A dlaczego nie miałoby być?
Elbrus napisał(a):
Jeszcze dziwniej wyglądają przy tym wykłady pastora kalwińskiego:
Wyglądają bardzo dziwnie. Na poboczu każdej tradycji religijnej czy wyznaniowej można znaleźć różnorakie dziwactwa, i co z tego? To import amerykańskich fobii, jankesi bywają dziwaczni.
Elbrus napisał(a):
Czy reformowani są bardziej restrykcyjni w sprawach małżeństwa niż luteranie?
Z tego co można doczytać się w różnych opracowaniach to jednak nie.
Jeżeli chodzi o stanowisko luterańskich i reformowanych Kościołów w sprawie małżeństwa to miarodajnym jest dokument
Wspólnej Komisji Luterańsko/Reformowano/Rzymskokatolickiej na temat teologii małżeństwa i problemu małżeństw mieszanych" utworzonej przez Światową Federację Luterańską, Światowy Alians Kościołów Reformowanych i Stolicę Apostolska. W dokumencie jest zaprezentowana teologia Kościołów Reformacji z jednej strony i Kościołów rzymskokatolickich z drugiej, odnośnie małżeństwa. To bardziej reprezentatywne niż to co sobie ktoś na youtube wrzuci.

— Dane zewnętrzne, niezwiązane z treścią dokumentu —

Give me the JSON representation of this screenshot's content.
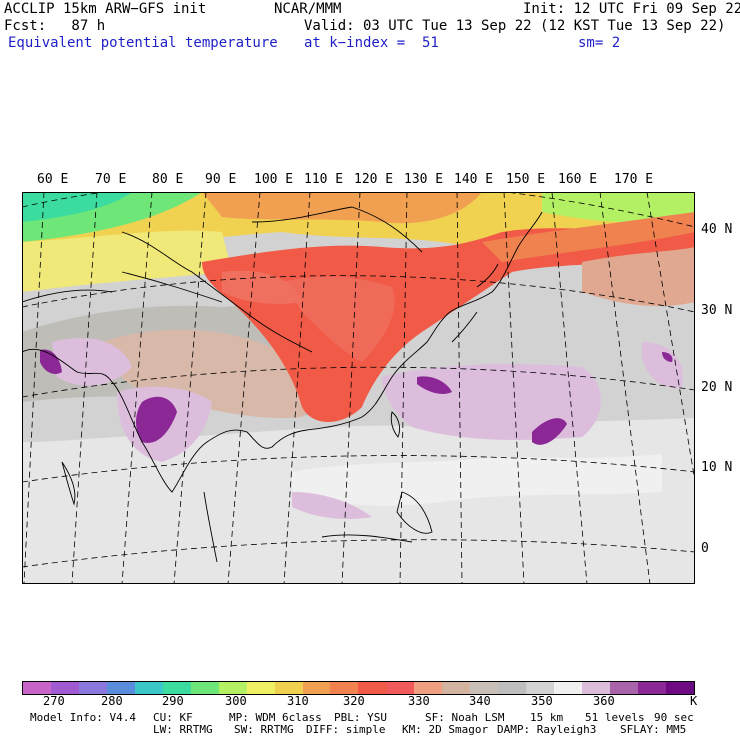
{
  "header": {
    "model": "ACCLIP 15km ARW−GFS init",
    "org": "NCAR/MMM",
    "init": "Init: 12 UTC Fri 09 Sep 22",
    "fcst": "Fcst:   87 h",
    "valid": "Valid: 03 UTC Tue 13 Sep 22 (12 KST Tue 13 Sep 22)",
    "field": "Equivalent potential temperature",
    "level": "at k−index =  51",
    "smooth": "sm= 2"
  },
  "map": {
    "lon_labels": [
      "60 E",
      "70 E",
      "80 E",
      "90 E",
      "100 E",
      "110 E",
      "120 E",
      "130 E",
      "140 E",
      "150 E",
      "160 E",
      "170 E"
    ],
    "lat_labels": [
      "40 N",
      "30 N",
      "20 N",
      "10 N",
      "0"
    ]
  },
  "colorbar": {
    "colors": [
      "#c864c8",
      "#a05ad2",
      "#8c78dc",
      "#5a8cdc",
      "#3cc8c8",
      "#3cdca0",
      "#6ee678",
      "#b4f064",
      "#f0f064",
      "#f0d250",
      "#f0a050",
      "#f08250",
      "#f05a46",
      "#f05a5a",
      "#f0a080",
      "#d2b4a0",
      "#c8c0b8",
      "#bebebe",
      "#d2d2d2",
      "#f0f0f0",
      "#dcbedc",
      "#aa64aa",
      "#8c2896",
      "#6e0a82"
    ],
    "tick_labels": [
      "270",
      "280",
      "290",
      "300",
      "310",
      "320",
      "330",
      "340",
      "350",
      "360"
    ],
    "unit": "K"
  },
  "footer": {
    "line1": [
      "Model Info: V4.4",
      "CU: KF",
      "MP: WDM 6class",
      "PBL: YSU",
      "SF: Noah LSM",
      "15 km",
      "51 levels",
      "90 sec"
    ],
    "line2": [
      "LW: RRTMG",
      "SW: RRTMG",
      "DIFF: simple",
      "KM: 2D Smagor",
      "DAMP: Rayleigh3",
      "SFLAY: MM5"
    ]
  }
}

To jest artykuł ks. Filip Marcille'a z Bractwa Kapłańskiego sw. Piusa X (lefebvrystów) opublikowany w periodyku "Zawsze Wierni", a nie tekst źródłowy. Równie dobrze o teologii lub historii Kościoła rzymskokatolickiego można by dyskutować cytując jako źródła artykuły z "Faktów i Mitów" czy zielonoświątkowych broszurek o Bestii i Babilonie, albo to, co jedna pani drugiej pani w maglu powiedziała. Tylko po co?